M1 polarization of MG d14 induced by treatment with TNF-α and IFN-γ: (A) Bright field images of microglia cultured with TNF-α and IFN-γ; microglia cultured with TNF-α, IFN-γ, and SP; and microglia cultured with TNF-α, IFN-γ, SP, and RP67580 (RP, an NK1 receptor antagonist). (B) quantitative data for elongated processes of microglia under various cytokine treatments; (C,D) quantitative data for mRNA expression of TGF-β, IGF1, iNOS, and IL-1β at 3 h after treatment (C) and one day after treatment (D) (n = 3). Black line: 1x baseline of mRNA expression; (E) Quantitative data of NO production in various cytokine combinations at different time points (n = 3).
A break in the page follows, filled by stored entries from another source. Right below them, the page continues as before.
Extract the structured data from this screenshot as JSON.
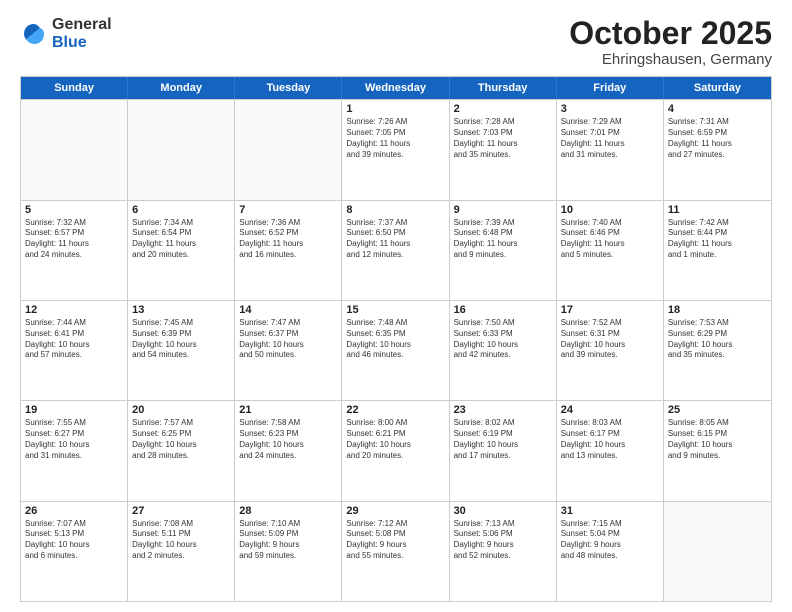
{
  "logo": {
    "general": "General",
    "blue": "Blue"
  },
  "title": "October 2025",
  "subtitle": "Ehringshausen, Germany",
  "days": [
    "Sunday",
    "Monday",
    "Tuesday",
    "Wednesday",
    "Thursday",
    "Friday",
    "Saturday"
  ],
  "weeks": [
    [
      {
        "day": "",
        "info": ""
      },
      {
        "day": "",
        "info": ""
      },
      {
        "day": "",
        "info": ""
      },
      {
        "day": "1",
        "info": "Sunrise: 7:26 AM\nSunset: 7:05 PM\nDaylight: 11 hours\nand 39 minutes."
      },
      {
        "day": "2",
        "info": "Sunrise: 7:28 AM\nSunset: 7:03 PM\nDaylight: 11 hours\nand 35 minutes."
      },
      {
        "day": "3",
        "info": "Sunrise: 7:29 AM\nSunset: 7:01 PM\nDaylight: 11 hours\nand 31 minutes."
      },
      {
        "day": "4",
        "info": "Sunrise: 7:31 AM\nSunset: 6:59 PM\nDaylight: 11 hours\nand 27 minutes."
      }
    ],
    [
      {
        "day": "5",
        "info": "Sunrise: 7:32 AM\nSunset: 6:57 PM\nDaylight: 11 hours\nand 24 minutes."
      },
      {
        "day": "6",
        "info": "Sunrise: 7:34 AM\nSunset: 6:54 PM\nDaylight: 11 hours\nand 20 minutes."
      },
      {
        "day": "7",
        "info": "Sunrise: 7:36 AM\nSunset: 6:52 PM\nDaylight: 11 hours\nand 16 minutes."
      },
      {
        "day": "8",
        "info": "Sunrise: 7:37 AM\nSunset: 6:50 PM\nDaylight: 11 hours\nand 12 minutes."
      },
      {
        "day": "9",
        "info": "Sunrise: 7:39 AM\nSunset: 6:48 PM\nDaylight: 11 hours\nand 9 minutes."
      },
      {
        "day": "10",
        "info": "Sunrise: 7:40 AM\nSunset: 6:46 PM\nDaylight: 11 hours\nand 5 minutes."
      },
      {
        "day": "11",
        "info": "Sunrise: 7:42 AM\nSunset: 6:44 PM\nDaylight: 11 hours\nand 1 minute."
      }
    ],
    [
      {
        "day": "12",
        "info": "Sunrise: 7:44 AM\nSunset: 6:41 PM\nDaylight: 10 hours\nand 57 minutes."
      },
      {
        "day": "13",
        "info": "Sunrise: 7:45 AM\nSunset: 6:39 PM\nDaylight: 10 hours\nand 54 minutes."
      },
      {
        "day": "14",
        "info": "Sunrise: 7:47 AM\nSunset: 6:37 PM\nDaylight: 10 hours\nand 50 minutes."
      },
      {
        "day": "15",
        "info": "Sunrise: 7:48 AM\nSunset: 6:35 PM\nDaylight: 10 hours\nand 46 minutes."
      },
      {
        "day": "16",
        "info": "Sunrise: 7:50 AM\nSunset: 6:33 PM\nDaylight: 10 hours\nand 42 minutes."
      },
      {
        "day": "17",
        "info": "Sunrise: 7:52 AM\nSunset: 6:31 PM\nDaylight: 10 hours\nand 39 minutes."
      },
      {
        "day": "18",
        "info": "Sunrise: 7:53 AM\nSunset: 6:29 PM\nDaylight: 10 hours\nand 35 minutes."
      }
    ],
    [
      {
        "day": "19",
        "info": "Sunrise: 7:55 AM\nSunset: 6:27 PM\nDaylight: 10 hours\nand 31 minutes."
      },
      {
        "day": "20",
        "info": "Sunrise: 7:57 AM\nSunset: 6:25 PM\nDaylight: 10 hours\nand 28 minutes."
      },
      {
        "day": "21",
        "info": "Sunrise: 7:58 AM\nSunset: 6:23 PM\nDaylight: 10 hours\nand 24 minutes."
      },
      {
        "day": "22",
        "info": "Sunrise: 8:00 AM\nSunset: 6:21 PM\nDaylight: 10 hours\nand 20 minutes."
      },
      {
        "day": "23",
        "info": "Sunrise: 8:02 AM\nSunset: 6:19 PM\nDaylight: 10 hours\nand 17 minutes."
      },
      {
        "day": "24",
        "info": "Sunrise: 8:03 AM\nSunset: 6:17 PM\nDaylight: 10 hours\nand 13 minutes."
      },
      {
        "day": "25",
        "info": "Sunrise: 8:05 AM\nSunset: 6:15 PM\nDaylight: 10 hours\nand 9 minutes."
      }
    ],
    [
      {
        "day": "26",
        "info": "Sunrise: 7:07 AM\nSunset: 5:13 PM\nDaylight: 10 hours\nand 6 minutes."
      },
      {
        "day": "27",
        "info": "Sunrise: 7:08 AM\nSunset: 5:11 PM\nDaylight: 10 hours\nand 2 minutes."
      },
      {
        "day": "28",
        "info": "Sunrise: 7:10 AM\nSunset: 5:09 PM\nDaylight: 9 hours\nand 59 minutes."
      },
      {
        "day": "29",
        "info": "Sunrise: 7:12 AM\nSunset: 5:08 PM\nDaylight: 9 hours\nand 55 minutes."
      },
      {
        "day": "30",
        "info": "Sunrise: 7:13 AM\nSunset: 5:06 PM\nDaylight: 9 hours\nand 52 minutes."
      },
      {
        "day": "31",
        "info": "Sunrise: 7:15 AM\nSunset: 5:04 PM\nDaylight: 9 hours\nand 48 minutes."
      },
      {
        "day": "",
        "info": ""
      }
    ]
  ]
}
Black line: 1x baseline of NO concentration; (F) the Western blot analysis of Bcl-xL, IκB, and BAD in microglia cultured with TNF-α, IFN-γ, SP, and RP67580; (G) quantitative data of Bcl-xL, IκB, and BAD expression (n = 3). Black line: 1x baseline of protein expression. * p < 0.05, ** p < 0.01, and *** p < 0.001; scale bar = 100 μm.

Figure 6

Activation of MG d14 cell proliferation and M1 skewing by GM-CSF and suppression of M1 polarization by GM-CSF removal and subsequent treatment with M2 cytokines: SP, IL-4, and IL-10. (A–C) the experimental scheme of the cytokine and BrdU treatment. MG d14 were incubated with the following cytokines for five days: GM-CSF, SP, IL-4, IL-10, and TNF-α or IFN-γ (A). The BrdU-incorporation assay (B) and the quantitative data for the percentage of BrdU⁺ cells (C); (D–F) the experimental scheme of the cytokine and BrdU treatment. MG d14 were pre-treated with GM-SCF for five days and then incubated with the following cytokines for three days: GMCSF, SP, IL-4, IL-10, and TNF-α or IFN-γ (D); fluorescence images stained with activated microglia marker CD68 and M1 microglia marker CCR7 (E). Quantitative data for CCR7⁺ cells among total cells (F) (n = 5); * p < 0.05, ** p < 0.01, and *** p < 0.001; scale bar = 100 μm.

Figure 7

Phenotypic identity of reactive astrocytes in the mixed glial cell culture as A2 astrocytes: (A) quantitative analysis of AC d14 with CXCL10 (pan reactive astrocyte marker), Amigo2, Serping1 (A1 astrocyte markers), CD109, and Emp1 (A2 astrocyte markers) mRNA expression. (n = 3) OGD: oxygen glucose deprivation; OI: IFN-γ treatment after OGD; OT: TNF-α treatment after OGD; OTI: TNF-α + IFN-γ treatment after OGD. (B) ELISA of CINC-1, CINC-2, and VEGF secreted by AC d14 cultured with various cytokines (n = 3); (C) quantitative analysis of TGF-β and CINC-2 mRNA expression in AC d14 cultured with various cytokines (n = 3). * p < 0.05, ** p < 0.01, and *** p < 0.001.